For more information on security, see the Oracle Retail Predictive Application Server Cloud Edition Administration Guide. For more information on data security in a cloud environment, see the Hosting Policy documents for the cloud solution.

Internationalization

Internationalization is the process of creating software that can be translated more easily. Changes to the code are not specific to any particular market.

Oracle Retail applications have been internationalized to support multiple languages.

The RPAS platform supports associated solution extensions and solution templates.

  • A solution extension includes a collection of code and generally available configurations. Typically, solution extensions are implemented by a retailer with minimal configuration.

  • A solution template does not include code. A solution template is most typically implemented as a retailer configuration.

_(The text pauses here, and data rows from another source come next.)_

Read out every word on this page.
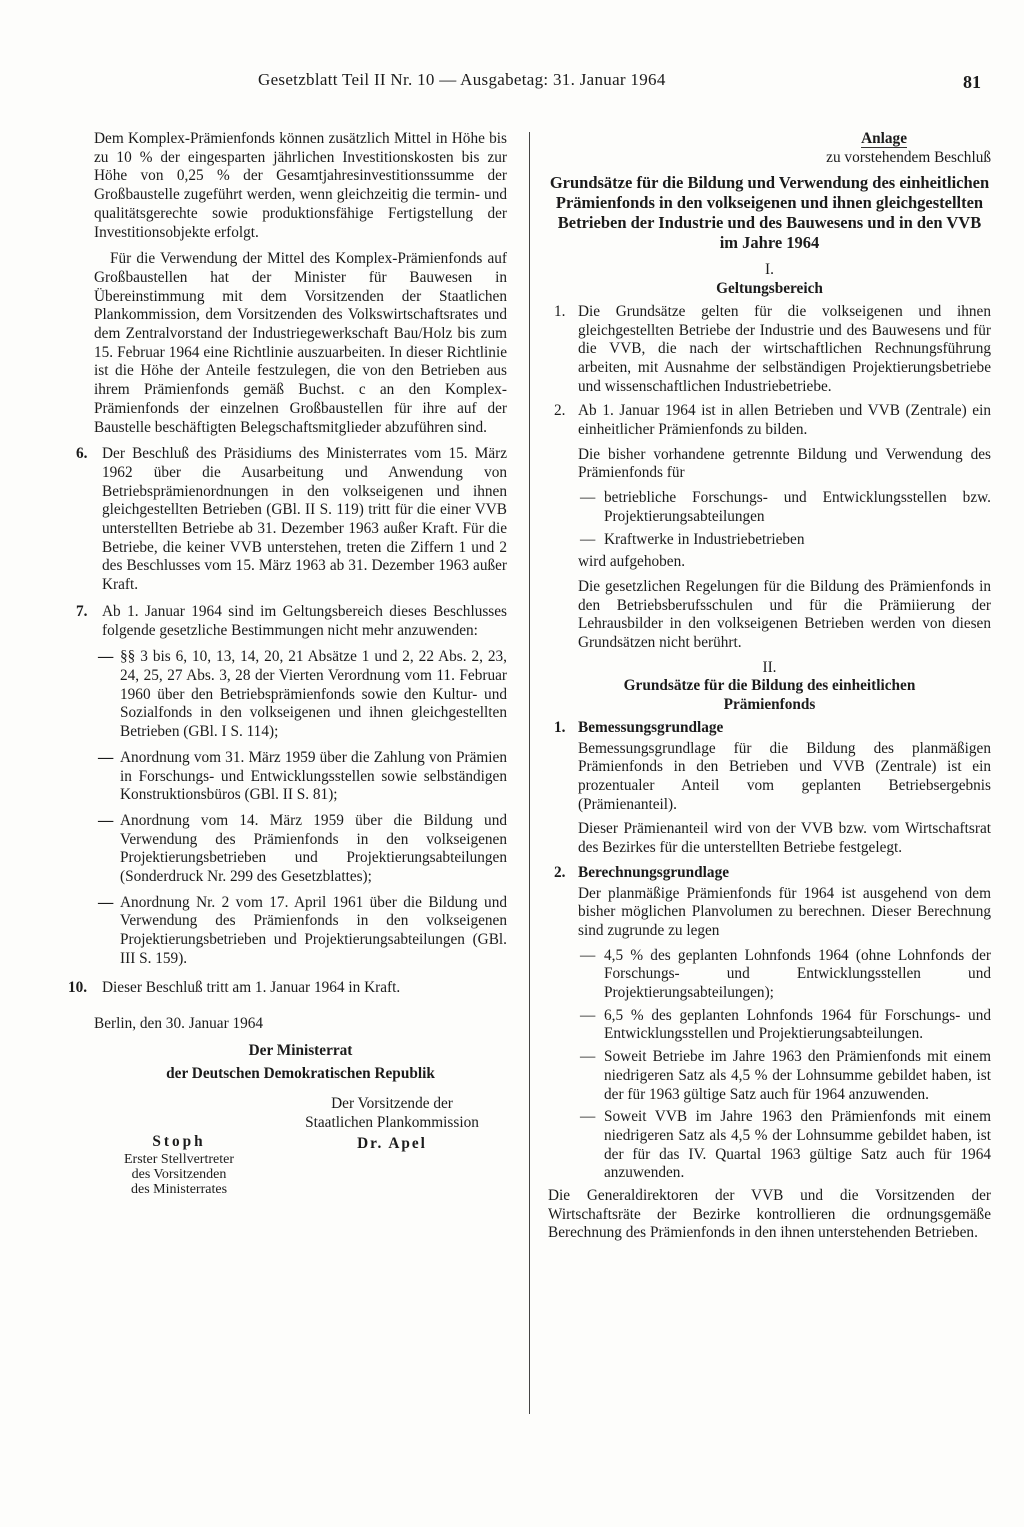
Gesetzblatt Teil II Nr. 10 — Ausgabetag: 31. Januar 1964	81

Dem Komplex-Prämienfonds können zusätzlich Mittel in Höhe bis zu 10 % der eingesparten jährlichen Investitionskosten bis zur Höhe von 0,25 % der Gesamtjahresinvestitionssumme der Großbaustelle zugeführt werden, wenn gleichzeitig die termin- und qualitätsgerechte sowie produktionsfähige Fertigstellung der Investitionsobjekte erfolgt.

Für die Verwendung der Mittel des Komplex-Prämienfonds auf Großbaustellen hat der Minister für Bauwesen in Übereinstimmung mit dem Vorsitzenden der Staatlichen Plankommission, dem Vorsitzenden des Volkswirtschaftsrates und dem Zentralvorstand der Industriegewerkschaft Bau/Holz bis zum 15. Februar 1964 eine Richtlinie auszuarbeiten. In dieser Richtlinie ist die Höhe der Anteile festzulegen, die von den Betrieben aus ihrem Prämienfonds gemäß Buchst. c an den Komplex-Prämienfonds der einzelnen Großbaustellen für ihre auf der Baustelle beschäftigten Belegschaftsmitglieder abzuführen sind.

6. Der Beschluß des Präsidiums des Ministerrates vom 15. März 1962 über die Ausarbeitung und Anwendung von Betriebsprämienordnungen in den volkseigenen und ihnen gleichgestellten Betrieben (GBl. II S. 119) tritt für die einer VVB unterstellten Betriebe ab 31. Dezember 1963 außer Kraft. Für die Betriebe, die keiner VVB unterstehen, treten die Ziffern 1 und 2 des Beschlusses vom 15. März 1963 ab 31. Dezember 1963 außer Kraft.
7. Ab 1. Januar 1964 sind im Geltungsbereich dieses Beschlusses folgende gesetzliche Bestimmungen nicht mehr anzuwenden:
— §§ 3 bis 6, 10, 13, 14, 20, 21 Absätze 1 und 2, 22 Abs. 2, 23, 24, 25, 27 Abs. 3, 28 der Vierten Verordnung vom 11. Februar 1960 über den Betriebsprämienfonds sowie den Kultur- und Sozialfonds in den volkseigenen und ihnen gleichgestellten Betrieben (GBl. I S. 114);
— Anordnung vom 31. März 1959 über die Zahlung von Prämien in Forschungs- und Entwicklungsstellen sowie selbständigen Konstruktionsbüros (GBl. II S. 81);
— Anordnung vom 14. März 1959 über die Bildung und Verwendung des Prämienfonds in den volkseigenen Projektierungsbetrieben und Projektierungsabteilungen (Sonderdruck Nr. 299 des Gesetzblattes);
— Anordnung Nr. 2 vom 17. April 1961 über die Bildung und Verwendung des Prämienfonds in den volkseigenen Projektierungsbetrieben und Projektierungsabteilungen (GBl. III S. 159).
10. Dieser Beschluß tritt am 1. Januar 1964 in Kraft.
Berlin, den 30. Januar 1964
Der Ministerrat
der Deutschen Demokratischen Republik
Der Vorsitzende der
Staatlichen Plankommission
Dr. Apel
Stoph
Erster Stellvertreter
des Vorsitzenden
des Ministerrates
Anlage
zu vorstehendem Beschluß
Grundsätze für die Bildung und Verwendung des einheitlichen Prämienfonds in den volkseigenen und ihnen gleichgestellten Betrieben der Industrie und des Bauwesens und in den VVB im Jahre 1964
I.
Geltungsbereich
1. Die Grundsätze gelten für die volkseigenen und ihnen gleichgestellten Betriebe der Industrie und des Bauwesens und für die VVB, die nach der wirtschaftlichen Rechnungsführung arbeiten, mit Ausnahme der selbständigen Projektierungsbetriebe und wissenschaftlichen Industriebetriebe.
2. Ab 1. Januar 1964 ist in allen Betrieben und VVB (Zentrale) ein einheitlicher Prämienfonds zu bilden.

Die bisher vorhandene getrennte Bildung und Verwendung des Prämienfonds für

— betriebliche Forschungs- und Entwicklungsstellen bzw. Projektierungsabteilungen
— Kraftwerke in Industriebetrieben

wird aufgehoben.

Die gesetzlichen Regelungen für die Bildung des Prämienfonds in den Betriebsberufsschulen und für die Prämiierung der Lehrausbilder in den volkseigenen Betrieben werden von diesen Grundsätzen nicht berührt.

II.
Grundsätze für die Bildung des einheitlichen Prämienfonds
1. Bemessungsgrundlage

Bemessungsgrundlage für die Bildung des planmäßigen Prämienfonds in den Betrieben und VVB (Zentrale) ist ein prozentualer Anteil vom geplanten Betriebsergebnis (Prämienanteil).

Dieser Prämienanteil wird von der VVB bzw. vom Wirtschaftsrat des Bezirkes für die unterstellten Betriebe festgelegt.

2. Berechnungsgrundlage

Der planmäßige Prämienfonds für 1964 ist ausgehend von dem bisher möglichen Planvolumen zu berechnen. Dieser Berechnung sind zugrunde zu legen

— 4,5 % des geplanten Lohnfonds 1964 (ohne Lohnfonds der Forschungs- und Entwicklungsstellen und Projektierungsabteilungen);
— 6,5 % des geplanten Lohnfonds 1964 für Forschungs- und Entwicklungsstellen und Projektierungsabteilungen.
— Soweit Betriebe im Jahre 1963 den Prämienfonds mit einem niedrigeren Satz als 4,5 % der Lohnsumme gebildet haben, ist der für 1963 gültige Satz auch für 1964 anzuwenden.
— Soweit VVB im Jahre 1963 den Prämienfonds mit einem niedrigeren Satz als 4,5 % der Lohnsumme gebildet haben, ist der für das IV. Quartal 1963 gültige Satz auch für 1964 anzuwenden.

Die Generaldirektoren der VVB und die Vorsitzenden der Wirtschaftsräte der Bezirke kontrollieren die ordnungsgemäße Berechnung des Prämienfonds in den ihnen unterstehenden Betrieben.
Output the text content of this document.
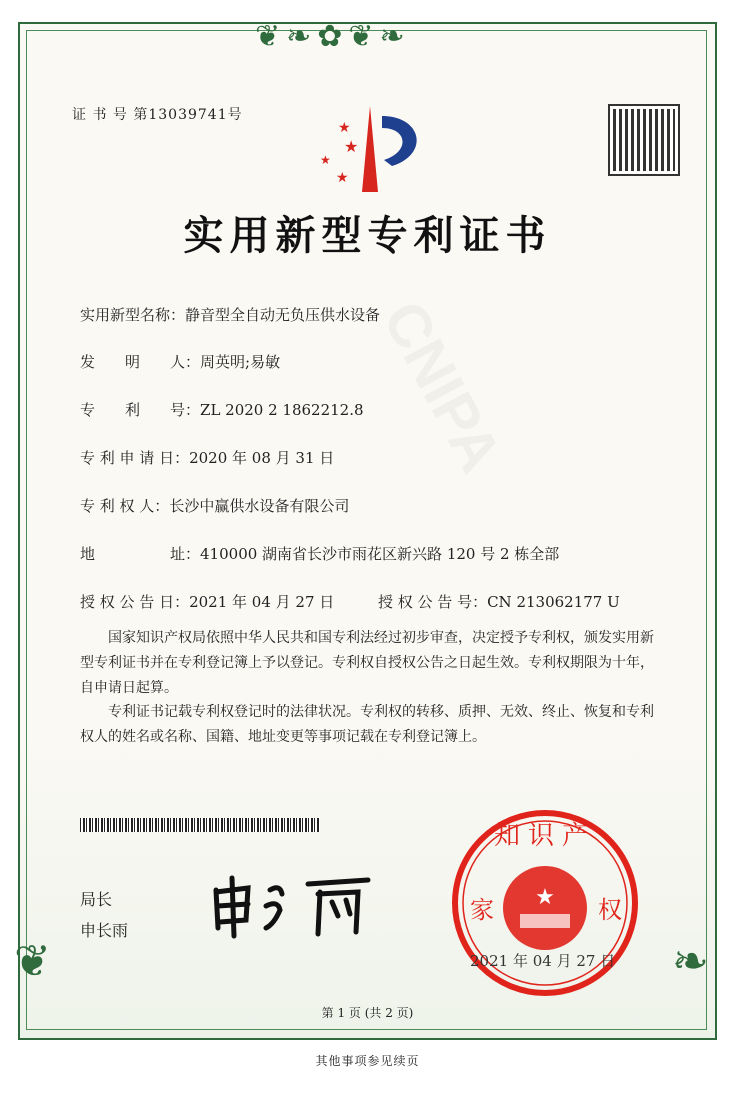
❦❧✿❦❧
❦	❧
证 书 号 第13039741号
★
★
★
★
实用新型专利证书
实用新型名称：静音型全自动无负压供水设备
发　　明　　人：周英明;易敏
专　　利　　号：ZL 2020 2 1862212.8
专 利 申 请 日：2020 年 08 月 31 日
专 利 权 人：长沙中赢供水设备有限公司
地　　　　　址：410000 湖南省长沙市雨花区新兴路 120 号 2 栋全部
授 权 公 告 日：2021 年 04 月 27 日	授 权 公 告 号：CN 213062177 U
国家知识产权局依照中华人民共和国专利法经过初步审查，决定授予专利权，颁发实用新型专利证书并在专利登记簿上予以登记。专利权自授权公告之日起生效。专利权期限为十年，自申请日起算。
专利证书记载专利权登记时的法律状况。专利权的转移、质押、无效、终止、恢复和专利权人的姓名或名称、国籍、地址变更等事项记载在专利登记簿上。
局长
申长雨
★
知识产
家	权
2021 年 04 月 27 日
第 1 页 (共 2 页)
其他事项参见续页
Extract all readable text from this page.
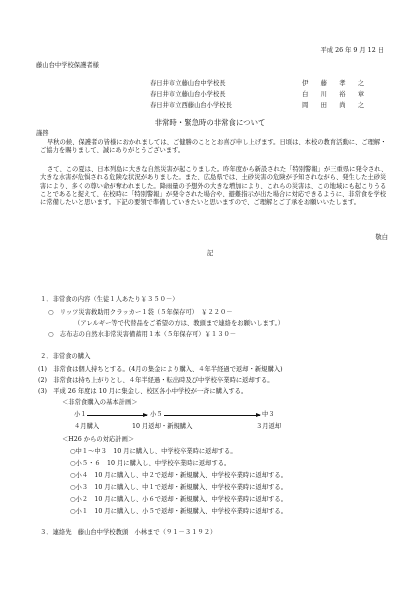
平成 26 年 9 月 12 日
藤山台中学校保護者様
春日井市立藤山台中学校長	伊　藤　孝　之
春日井市立藤山台小学校長	白　川　裕　章
春日井市立西藤山台小学校長	岡　田　尚　之
非常時・緊急時の非常食について
謹啓
早秋の候、保護者の皆様におかれましては、ご健勝のこととお喜び申し上げます。日頃は、本校の教育活動に、ご理解・ご協力を賜りまして、誠にありがとうございます。
さて、この夏は、日本列島に大きな自然災害が起こりました。昨年度から新設された「特別警報」が三重県に発令され、大きな水害が危惧される危険な状況がありました。また、広島県では、土砂災害の危険が予知されながら、発生した土砂災害により、多くの尊い命が奪われました。降雨量の予想外の大きな増加により、これらの災害は、この地域にも起こりうることであると捉えて、在校時に「特別警報」が発令された場合や、避難指示が出た場合に対応できるように、非常食を学校に常備したいと思います。下記の要領で準備していきたいと思いますので、ご理解とご了承をお願いいたします。
敬白
記
１．非常食の内容（生徒１人あたり￥３５０－）
○　リッツ災害救助用クラッカー１袋（５年保存可）　￥２２０－
（アレルギー等で代替品をご希望の方は、教頭まで連絡をお願いします。）
○　志布志の自然水非常災害備蓄用１本（５年保存可）￥１３０－
２．非常食の購入
(1)　非常食は個人持ちとする。(4月の集金により購入、４年半経過で返却・新規購入)
(2)　非常食は持ち上がりとし、４年半経過・転出時及び中学校卒業時に返却する。
(3)　平成 26 年度は 10 月に集金し、校区各小中学校が一斉に購入する。
＜非常食購入の基本計画＞
小１	小５	中３
４月購入	10 月返却・新規購入	３月返却
＜H26 からの対応計画＞
○中１～中３　10 月に購入し、中学校卒業時に返却する。
○小５・６　10 月に購入し、中学校卒業時に返却する。
○小４　10 月に購入し、中２で返却・新規購入、中学校卒業時に返却する。
○小３　10 月に購入し、中１で返却・新規購入、中学校卒業時に返却する。
○小２　10 月に購入し、小６で返却・新規購入、中学校卒業時に返却する。
○小１　10 月に購入し、小５で返却・新規購入、中学校卒業時に返却する。
３．連絡先　藤山台中学校教頭　小林まで（９１－３１９２）
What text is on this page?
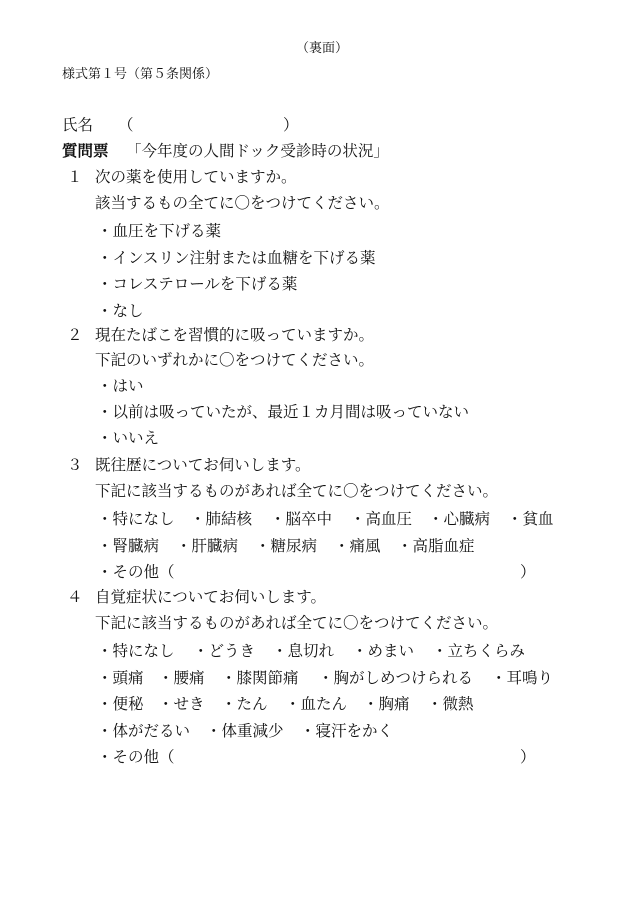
（裏面）
様式第１号（第５条関係）
氏名 （	）
質問票 「今年度の人間ドック受診時の状況」
１ 次の薬を使用していますか。
該当するもの全てに〇をつけてください。
・血圧を下げる薬
・インスリン注射または血糖を下げる薬
・コレステロールを下げる薬
・なし
２ 現在たばこを習慣的に吸っていますか。
下記のいずれかに〇をつけてください。
・はい
・以前は吸っていたが、最近１カ月間は吸っていない
・いいえ
３ 既往歴についてお伺いします。
下記に該当するものがあれば全てに〇をつけてください。
・特になし ・肺結核 ・脳卒中 ・高血圧 ・心臓病 ・貧血
・腎臓病 ・肝臓病 ・糖尿病 ・痛風 ・高脂血症
・その他（	）
４ 自覚症状についてお伺いします。
下記に該当するものがあれば全てに〇をつけてください。
・特になし ・どうき ・息切れ ・めまい ・立ちくらみ
・頭痛 ・腰痛 ・膝関節痛 ・胸がしめつけられる ・耳鳴り
・便秘 ・せき ・たん ・血たん ・胸痛 ・微熱
・体がだるい ・体重減少 ・寝汗をかく
・その他（	）
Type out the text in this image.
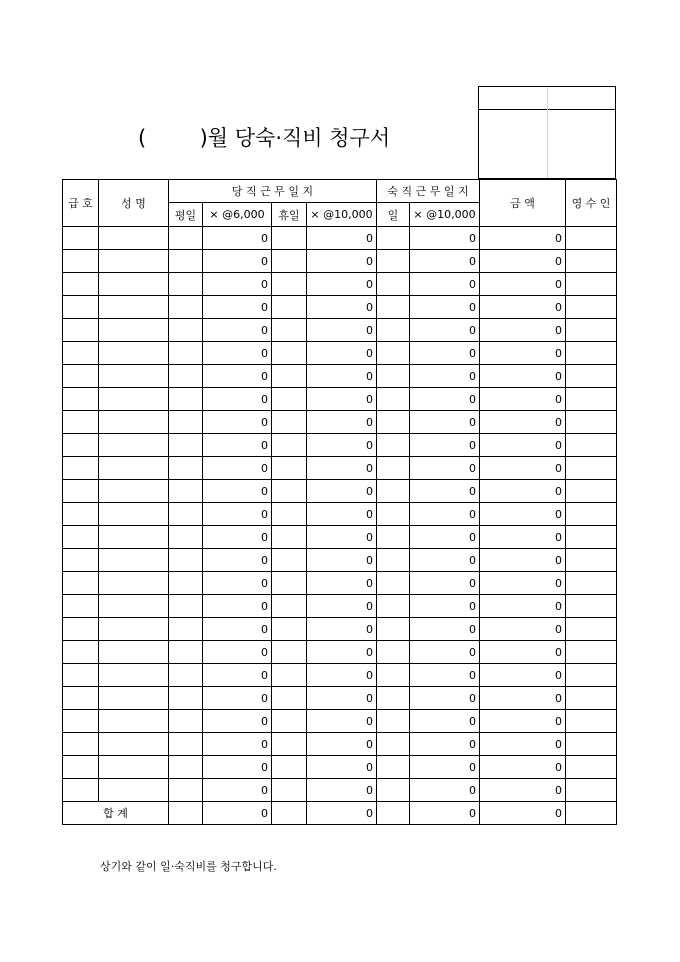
(        )월 당숙·직비 청구서
급 호	성 명	당 직 근 무 일 지				숙 직 근 무 일 지		금 액	영 수 인
		평일	× @6,000	휴일	× @10,000	일	× @10,000		
			0		0		0	0	
			0		0		0	0	
			0		0		0	0	
			0		0		0	0	
			0		0		0	0	
			0		0		0	0	
			0		0		0	0	
			0		0		0	0	
			0		0		0	0	
			0		0		0	0	
			0		0		0	0	
			0		0		0	0	
			0		0		0	0	
			0		0		0	0	
			0		0		0	0	
			0		0		0	0	
			0		0		0	0	
			0		0		0	0	
			0		0		0	0	
			0		0		0	0	
			0		0		0	0	
			0		0		0	0	
			0		0		0	0	
			0		0		0	0	
			0		0		0	0	
합 계			0		0		0	0	
상기와 같이 일·숙직비를 청구합니다.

Oracle Retail releases the translations of the RPAS server and client, as well as strings from the solution extensions.

Translations of the solution templates are released. All templates have the ability to support multi-byte characters.

For more information on internationalization, see the Oracle Retail Predictive Application Server Cloud Edition Administration Guide.

Translations are available for RDF Cloud Service for the following languages:

  • English (United States, Great Britain, Canada, Australia)

  • Chinese (Simplified)

  • Chinese (Traditional)

  • Croatian

  • Dutch

  • French

  • German

  • Greek

  • Hungarian

  • Italian

  • Japanese

  • Korean

  • Polish

  • Portuguese (Brazilian)

  • Russian

  • Spanish

  • Swedish

  • Turkish

Note:

For information about adding languages for the first time or for translation information in general, see the Oracle Retail Predictive Application Server Cloud Edition Administration.